Plath also reviewed, on 10 January 1963, Donald Hall's anthology Contemporary American Poetry. Smith College holds a typescript of this and the audio was released in the 2010 British Library CD The Spoken Word: Sylvia Plath. The text also does not appear either in this recorded program or in the typescript I have seen (keeping in mind there might be an alternate typescript out there).

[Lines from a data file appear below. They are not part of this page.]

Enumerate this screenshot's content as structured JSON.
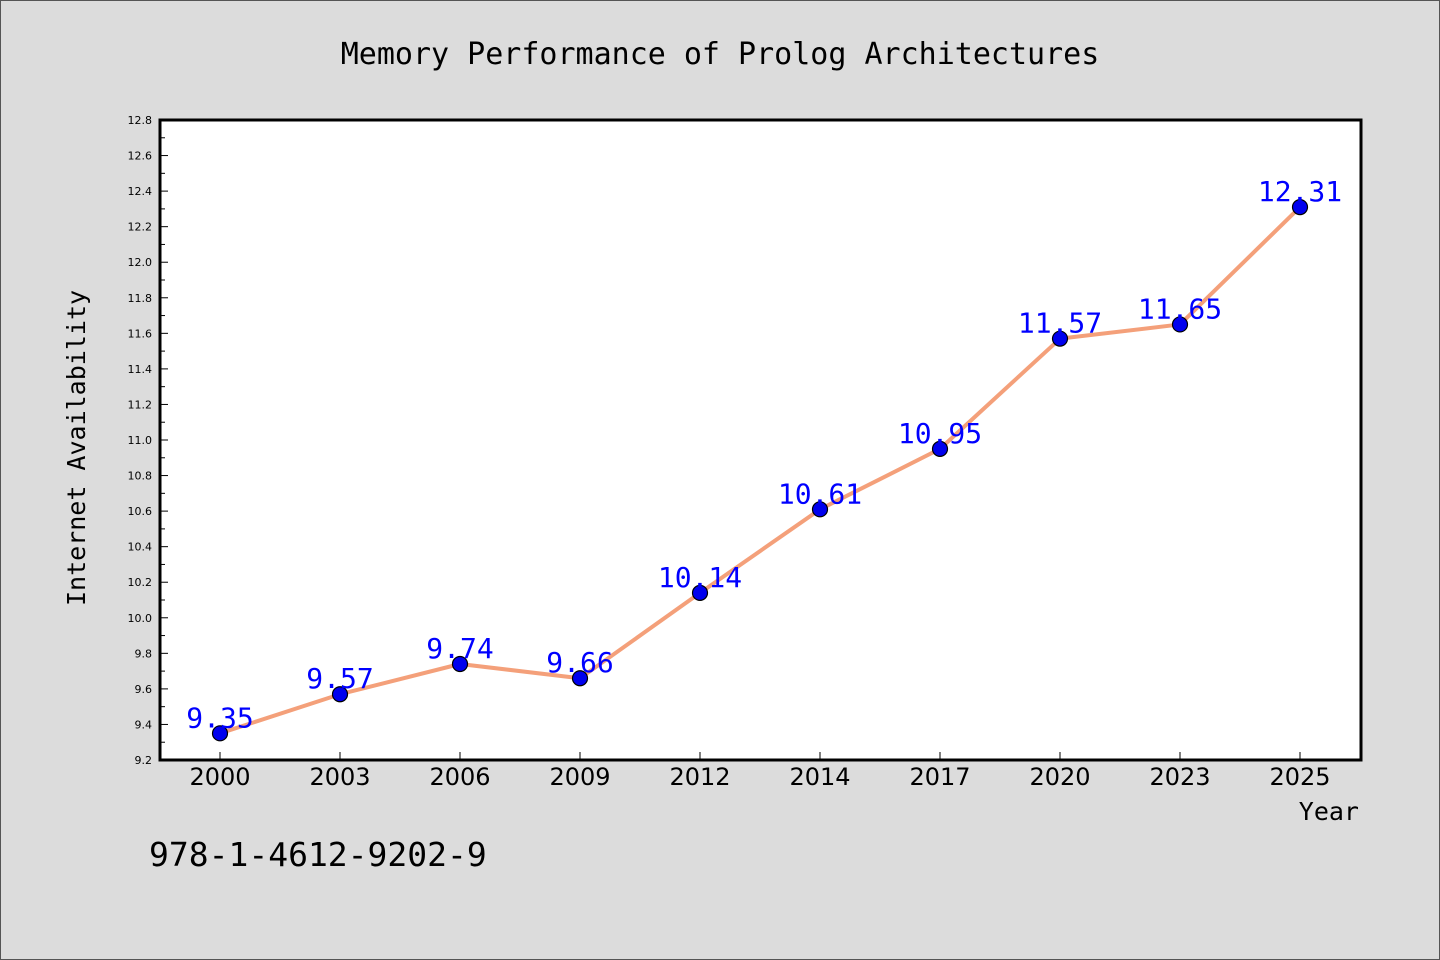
{
  "chart_data": {
    "type": "line",
    "title": "Memory Performance of Prolog Architectures",
    "xlabel": "Year",
    "ylabel": "Internet Availability",
    "categories": [
      "2000",
      "2003",
      "2006",
      "2009",
      "2012",
      "2014",
      "2017",
      "2020",
      "2023",
      "2025"
    ],
    "series": [
      {
        "values": [
          9.35,
          9.57,
          9.74,
          9.66,
          10.14,
          10.61,
          10.95,
          11.57,
          11.65,
          12.31
        ],
        "value_labels": [
          "9.35",
          "9.57",
          "9.74",
          "9.66",
          "10.14",
          "10.61",
          "10.95",
          "11.57",
          "11.65",
          "12.31"
        ],
        "line_color": "#f4a07a",
        "marker_color": "#0000ee"
      }
    ],
    "ylim": [
      9.2,
      12.8
    ],
    "yticks": [
      "9.2",
      "9.4",
      "9.6",
      "9.8",
      "10.0",
      "10.2",
      "10.4",
      "10.6",
      "10.8",
      "11.0",
      "11.2",
      "11.4",
      "11.6",
      "11.8",
      "12.0",
      "12.2",
      "12.4",
      "12.6",
      "12.8"
    ],
    "grid": false,
    "label_color": "#0000ff",
    "annotation": "978-1-4612-9202-9"
  }
}
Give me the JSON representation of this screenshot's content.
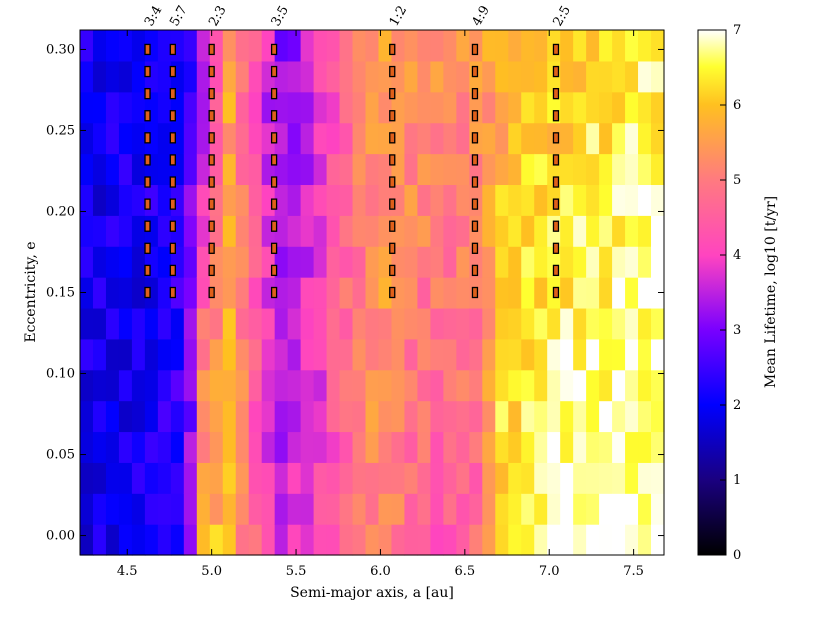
{
  "chart_data": {
    "type": "heatmap",
    "title": "",
    "xlabel": "Semi-major axis, a [au]",
    "ylabel": "Eccentricity, e",
    "xlim": [
      4.22,
      7.68
    ],
    "ylim": [
      -0.012,
      0.312
    ],
    "x_ticks": [
      "4.5",
      "5.0",
      "5.5",
      "6.0",
      "6.5",
      "7.0",
      "7.5"
    ],
    "y_ticks": [
      "0.00",
      "0.05",
      "0.10",
      "0.15",
      "0.20",
      "0.25",
      "0.30"
    ],
    "colorbar": {
      "label": "Mean Lifetime, log10 [t/yr]",
      "range": [
        0,
        7
      ],
      "ticks": [
        "0",
        "1",
        "2",
        "3",
        "4",
        "5",
        "6",
        "7"
      ],
      "colormap": "gnuplot2"
    },
    "resonances": [
      {
        "label": "3:4",
        "a": 4.62
      },
      {
        "label": "5:7",
        "a": 4.77
      },
      {
        "label": "2:3",
        "a": 5.0
      },
      {
        "label": "3:5",
        "a": 5.37
      },
      {
        "label": "1:2",
        "a": 6.07
      },
      {
        "label": "4:9",
        "a": 6.56
      },
      {
        "label": "2:5",
        "a": 7.04
      }
    ],
    "resonance_e_range": [
      0.15,
      0.3
    ],
    "lifetime_profile": [
      {
        "a": 4.3,
        "low_e": 1.95,
        "high_e": 2.0
      },
      {
        "a": 4.55,
        "low_e": 2.0,
        "high_e": 2.0
      },
      {
        "a": 4.72,
        "low_e": 2.2,
        "high_e": 2.1
      },
      {
        "a": 4.85,
        "low_e": 2.5,
        "high_e": 2.4
      },
      {
        "a": 4.95,
        "low_e": 5.9,
        "high_e": 3.2
      },
      {
        "a": 5.1,
        "low_e": 5.8,
        "high_e": 5.6
      },
      {
        "a": 5.25,
        "low_e": 4.6,
        "high_e": 4.4
      },
      {
        "a": 5.4,
        "low_e": 3.5,
        "high_e": 3.0
      },
      {
        "a": 5.6,
        "low_e": 3.9,
        "high_e": 3.6
      },
      {
        "a": 5.8,
        "low_e": 4.6,
        "high_e": 4.8
      },
      {
        "a": 6.0,
        "low_e": 5.4,
        "high_e": 5.6
      },
      {
        "a": 6.2,
        "low_e": 4.6,
        "high_e": 5.4
      },
      {
        "a": 6.4,
        "low_e": 4.4,
        "high_e": 5.3
      },
      {
        "a": 6.6,
        "low_e": 4.7,
        "high_e": 5.5
      },
      {
        "a": 6.72,
        "low_e": 6.4,
        "high_e": 5.7
      },
      {
        "a": 6.9,
        "low_e": 6.7,
        "high_e": 5.9
      },
      {
        "a": 7.1,
        "low_e": 6.85,
        "high_e": 6.1
      },
      {
        "a": 7.3,
        "low_e": 6.9,
        "high_e": 6.3
      },
      {
        "a": 7.5,
        "low_e": 6.95,
        "high_e": 6.4
      },
      {
        "a": 7.65,
        "low_e": 6.98,
        "high_e": 6.5
      }
    ]
  }
}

So, my question for the faithful, resourceful readers of this blog is: Do you know from where this quote comes?

Comments

  1. Melanie Smith11 May, 2013 09:03

    Is Miss O'Rourke contactable to confirm her source material? I would be interested in where it is from, and if a definite Plath quote an interesting addition to her writing on her work.

    ReplyDelete
  2. Melanie,

    Tried that. However it didn't yield any results. I'm surprised that a journal as reputable as Poetry seems to be wouldn't have either wanted or required citations...

    pks

    ReplyDelete
  3. Hi Peter
    I tried the links

    http://dancingteahouse-poetry.com/Archives/viewtopic.php?t=4275&sid=f28383099a39abcb62519e34e8776a00


    For where the quote seemed to come from, bu the links don't seem to work....

    ReplyDelete
  4. Hi Peter
    It seems to be self referential
    http://www.scribd.com/doc/135390996/C-Plath-A-Confessional-Poet

    ReplyDelete
  5. Score! I found it! It IS a Plath quote but NOT from something she wrote in 1962/1963 for the BBC. Sweet. What a relief. Will blog post about it later.